Jihadis are already active in the region, especially in Somalia, a country rent by political disputes and where President Mohamed Abdullahi Farmaajo was recently forced to backtrack on plans to cancel elections and extend his presidency, but remains determined to expand his powers.
Somalia is also in the grip of a severe drought that is affecting close to a quarter of its population, according to UN figures. This week, the Somali Cash Consortium urged donors and governments to mobilise resources immediately to avert a humanitarian catastrophe in a country already reeling from decades of civil war.
Cairo is concerned that the conflict in Ethiopia, which already involves Eretria, could spill over into Somalia, which Ethiopia invaded in 2006, an action that led to the establishment of the radical Al-Shabab movement.
Meanwhile, Egypt has been closely following the fighting along Sudan’s border with Ethiopia. The conflict, which has been rumbling for several months, escalated this week.

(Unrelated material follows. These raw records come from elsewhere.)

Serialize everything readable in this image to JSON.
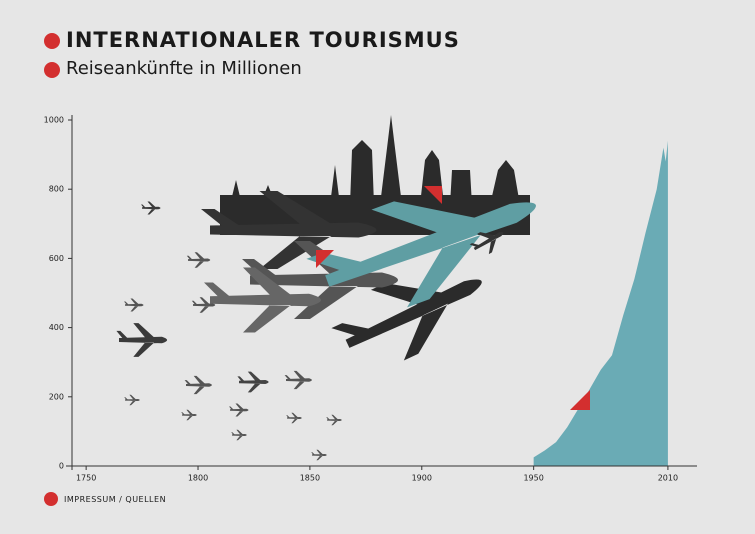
{
  "chart_data": {
    "type": "area",
    "title": "INTERNATIONALER TOURISMUS",
    "subtitle": "Reiseankünfte in Millionen",
    "footer": "IMPRESSUM / QUELLEN",
    "x": [
      1950,
      1955,
      1960,
      1965,
      1970,
      1975,
      1980,
      1985,
      1990,
      1995,
      2000,
      2005,
      2008,
      2009,
      2010
    ],
    "values": [
      25,
      45,
      69,
      112,
      166,
      222,
      278,
      320,
      435,
      540,
      674,
      800,
      920,
      880,
      940
    ],
    "color": "#6aabb5",
    "xlim": [
      1741,
      2023
    ],
    "xticks": [
      1750,
      1800,
      1850,
      1900,
      1950,
      2010
    ],
    "ylim": [
      0,
      1000
    ],
    "yticks": [
      0,
      200,
      400,
      600,
      800,
      1000
    ]
  }
}
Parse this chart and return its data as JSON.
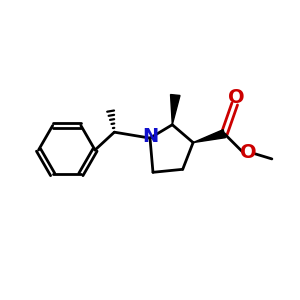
{
  "bg_color": "#ffffff",
  "N_color": "#1010cc",
  "O_color": "#cc0000",
  "bond_color": "#000000",
  "bond_width": 2.0,
  "fig_size": [
    3.0,
    3.0
  ],
  "dpi": 100,
  "xlim": [
    0,
    10
  ],
  "ylim": [
    0,
    10
  ],
  "N_fontsize": 14,
  "O_fontsize": 14
}
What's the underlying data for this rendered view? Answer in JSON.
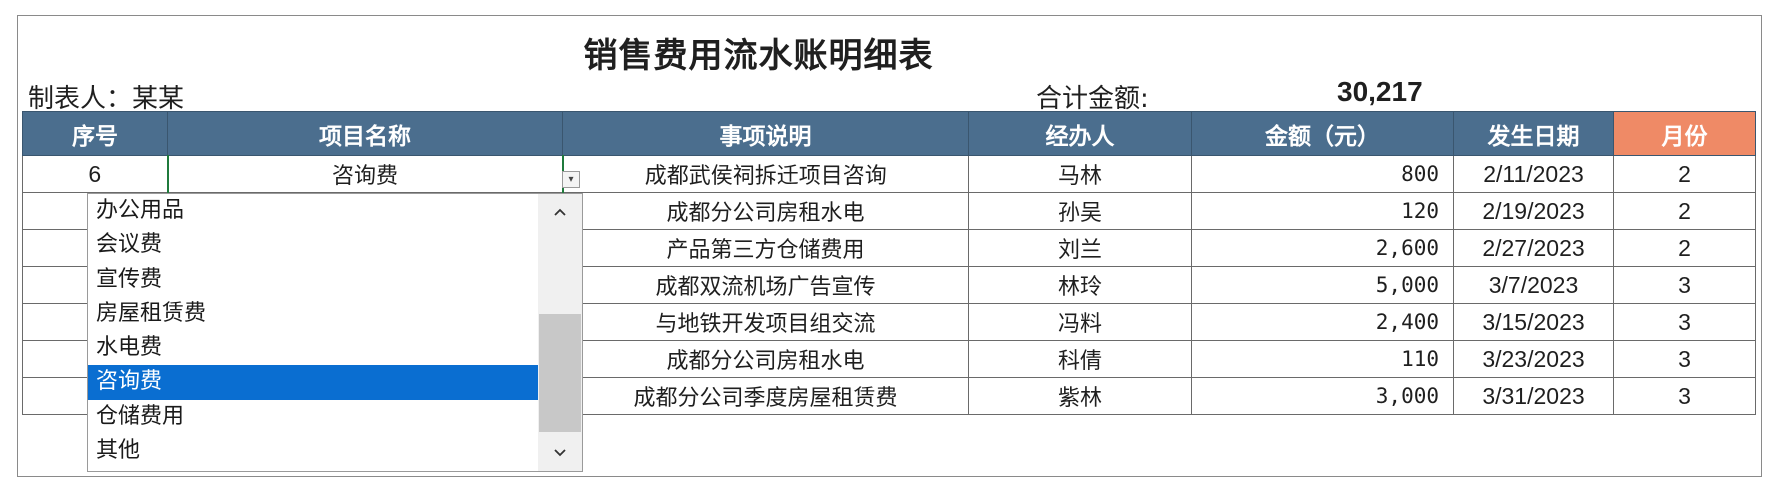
{
  "sheet": {
    "title": "销售费用流水账明细表",
    "author_label": "制表人：某某",
    "total_label": "合计金额:",
    "total_value": "30,217"
  },
  "columns": [
    "序号",
    "项目名称",
    "事项说明",
    "经办人",
    "金额（元）",
    "发生日期",
    "月份"
  ],
  "rows": [
    {
      "index": "6",
      "project": "咨询费",
      "desc": "成都武侯祠拆迁项目咨询",
      "handler": "马林",
      "amount": "800",
      "date": "2/11/2023",
      "month": "2"
    },
    {
      "index": "",
      "project": "",
      "desc": "成都分公司房租水电",
      "handler": "孙吴",
      "amount": "120",
      "date": "2/19/2023",
      "month": "2"
    },
    {
      "index": "",
      "project": "",
      "desc": "产品第三方仓储费用",
      "handler": "刘兰",
      "amount": "2,600",
      "date": "2/27/2023",
      "month": "2"
    },
    {
      "index": "",
      "project": "",
      "desc": "成都双流机场广告宣传",
      "handler": "林玲",
      "amount": "5,000",
      "date": "3/7/2023",
      "month": "3"
    },
    {
      "index": "",
      "project": "",
      "desc": "与地铁开发项目组交流",
      "handler": "冯料",
      "amount": "2,400",
      "date": "3/15/2023",
      "month": "3"
    },
    {
      "index": "",
      "project": "",
      "desc": "成都分公司房租水电",
      "handler": "科倩",
      "amount": "110",
      "date": "3/23/2023",
      "month": "3"
    },
    {
      "index": "",
      "project": "",
      "desc": "成都分公司季度房屋租赁费",
      "handler": "紫林",
      "amount": "3,000",
      "date": "3/31/2023",
      "month": "3"
    }
  ],
  "dropdown": {
    "options": [
      "办公用品",
      "会议费",
      "宣传费",
      "房屋租赁费",
      "水电费",
      "咨询费",
      "仓储费用",
      "其他"
    ],
    "selected": "咨询费",
    "selected_index": 5,
    "scroll_up_icon": "chevron-up-icon",
    "scroll_down_icon": "chevron-down-icon"
  },
  "colors": {
    "header_bg": "#4b6e8e",
    "month_header_bg": "#ef8a66",
    "selection_bg": "#0a6ed1"
  }
}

Sudan announced that Ethiopian forces had launched an attack on the Fashqa border zone, and that Abdel-Fattah Al-Burhan had travelled to the battlefront.
Egypt also remains worried, according to the same source, over developments in Sudan and “what seems to be a frail agreement between the military and the civilians” brokered by the US. Despite the agreement allowing the return of Sudan’s Prime Minister Abdalla Hamdok after he was removed on 25 October by the military, protests in Sudan have continued with demonstrators demanding more guarantees for the transition to civilian rule.
“The region is passing through a very sensitive time. There is growing foreign presence around the ports of East Africa which overlook Egypt’s strategic Red Sea zone; there is the fate of the negotiations on the filling and operation of GERD; and we have a lot to worry about when it comes to Jihadi movements, undocumented migration, arms smuggling, and human trafficking,” said a government official. “It does not look like the coming month, nor the coming year, for that matter, will be easy for this part of the continent.”
Egypt had been hoping to upgrade economic, trade, and development cooperation with countries across the region. Last week, for the first time in 20 years, Egypt hosted a COMESA meeting, and the government is offering incentives to the private sector to expand trade with countries across East Africa.
*A version of this article appears in print in the 2 December, 2021 edition of Al-Ahram Weekly.